Ahmet Kılıçaslan Aytar; Yükselen Alman Militarizmi

YÜKSELEN ALMAN MİLİTARİZMİ

Rusya’nın ABD ve NATO ile yeterli deneyim geliştirdiğini ve belirli bölgede hava savunma sistemi oluşturmak üzere ancak tarafların kendi sistemlerini koruması ve veri değişimine dayalı hukuki bir işbirliğinin kurulması kaydıyla ortaklaşabileceği tezi çerçevesinde sürdürülen müzakereler sonuçsuz kalınca;

Strateji Belgesinde eski hasmı Rusya’yı stratejik ortak olarak anan ve Avrupa bölgesinin küresel tehditlere karşı korunmasında  Füze Savunma Sistemine katılımını isteyen NATO’nun “Akıllı Savunma- Smart Defence ” girişimi,İttifakın bu kapsamda füze savunma sistemlerini aşamalı ve uyarlanabilir bir yaklaşımla geliştirmesine yol açmıştır.

*

Bu suretle güc dengesini sarsabilme  niteliğiyle iki dev nükleer gücün rekabeti giderek daha çok ısınmıştır.

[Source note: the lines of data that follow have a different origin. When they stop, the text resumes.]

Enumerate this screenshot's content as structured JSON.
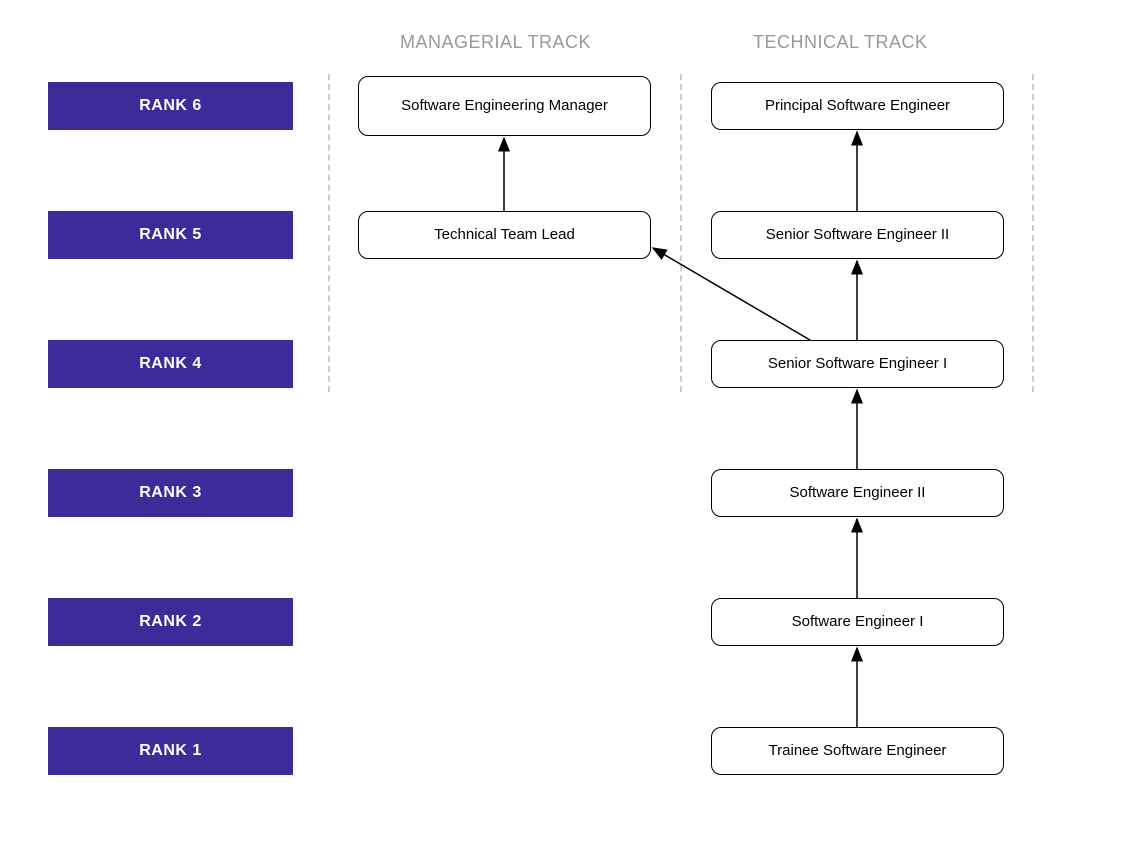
{
  "headers": {
    "managerial": "MANAGERIAL TRACK",
    "technical": "TECHNICAL TRACK"
  },
  "ranks": {
    "r6": "RANK 6",
    "r5": "RANK 5",
    "r4": "RANK 4",
    "r3": "RANK 3",
    "r2": "RANK 2",
    "r1": "RANK 1"
  },
  "roles": {
    "mgr6": "Software Engineering Manager",
    "mgr5": "Technical Team Lead",
    "tech6": "Principal Software Engineer",
    "tech5": "Senior Software Engineer II",
    "tech4": "Senior Software Engineer I",
    "tech3": "Software Engineer II",
    "tech2": "Software Engineer I",
    "tech1": "Trainee Software Engineer"
  },
  "colors": {
    "rank_bg": "#3e2a98",
    "rank_text": "#ffffff",
    "header_text": "#999999",
    "box_border": "#000000",
    "divider": "#cccccc"
  },
  "chart_data": {
    "type": "diagram",
    "title": "",
    "tracks": [
      {
        "name": "MANAGERIAL TRACK",
        "roles": [
          {
            "rank": 5,
            "title": "Technical Team Lead"
          },
          {
            "rank": 6,
            "title": "Software Engineering Manager"
          }
        ]
      },
      {
        "name": "TECHNICAL TRACK",
        "roles": [
          {
            "rank": 1,
            "title": "Trainee Software Engineer"
          },
          {
            "rank": 2,
            "title": "Software Engineer I"
          },
          {
            "rank": 3,
            "title": "Software Engineer II"
          },
          {
            "rank": 4,
            "title": "Senior Software Engineer I"
          },
          {
            "rank": 5,
            "title": "Senior Software Engineer II"
          },
          {
            "rank": 6,
            "title": "Principal Software Engineer"
          }
        ]
      }
    ],
    "edges": [
      {
        "from": "Trainee Software Engineer",
        "to": "Software Engineer I"
      },
      {
        "from": "Software Engineer I",
        "to": "Software Engineer II"
      },
      {
        "from": "Software Engineer II",
        "to": "Senior Software Engineer I"
      },
      {
        "from": "Senior Software Engineer I",
        "to": "Senior Software Engineer II"
      },
      {
        "from": "Senior Software Engineer II",
        "to": "Principal Software Engineer"
      },
      {
        "from": "Technical Team Lead",
        "to": "Software Engineering Manager"
      },
      {
        "from": "Senior Software Engineer I",
        "to": "Technical Team Lead"
      }
    ]
  }
}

ABD müzakereler sürecinde modifiye ettiği yeni Füze Savunma Sistemlerini, şimdilerde Rusya sınırına daha yakın bölgelerde konuşlandırıyor.

Akdeniz’de uçaksavar füze sistemi AEGİS ile donatılmış artan sayıda ABD gemisi endişe uyandırıyor.

Son olarak ABD’nin Romanya’da aktif hale getirdiği füze savunma sistemi “Rusya’nın ulusal güvenliğine yönelik bir tehdit” olarak tanımlanıyor.

*

Stalinist Çavuşesku rejiminin çöküşünden ve kapitalizmin restorasyonundan beri Romanya’yı, Stalinistlerin ve serbest piyasa savunucularının tamamının ortak noktası olarak iktidarın kumanda kollarına ve onunla bağlantılı mâli mükafatlara erişim üzerine yaptıkları şiddetli mücadele belirliyor.

*

NATO ve AB üyesi Romanya’nın Devlet Başkanı Klaus Johannis, ülkesindeki mücadeleyi sona erdirmek ve radikal kemer sıkma önlemleri uygulamak için emirleri emperyalist güçlerden alıyor.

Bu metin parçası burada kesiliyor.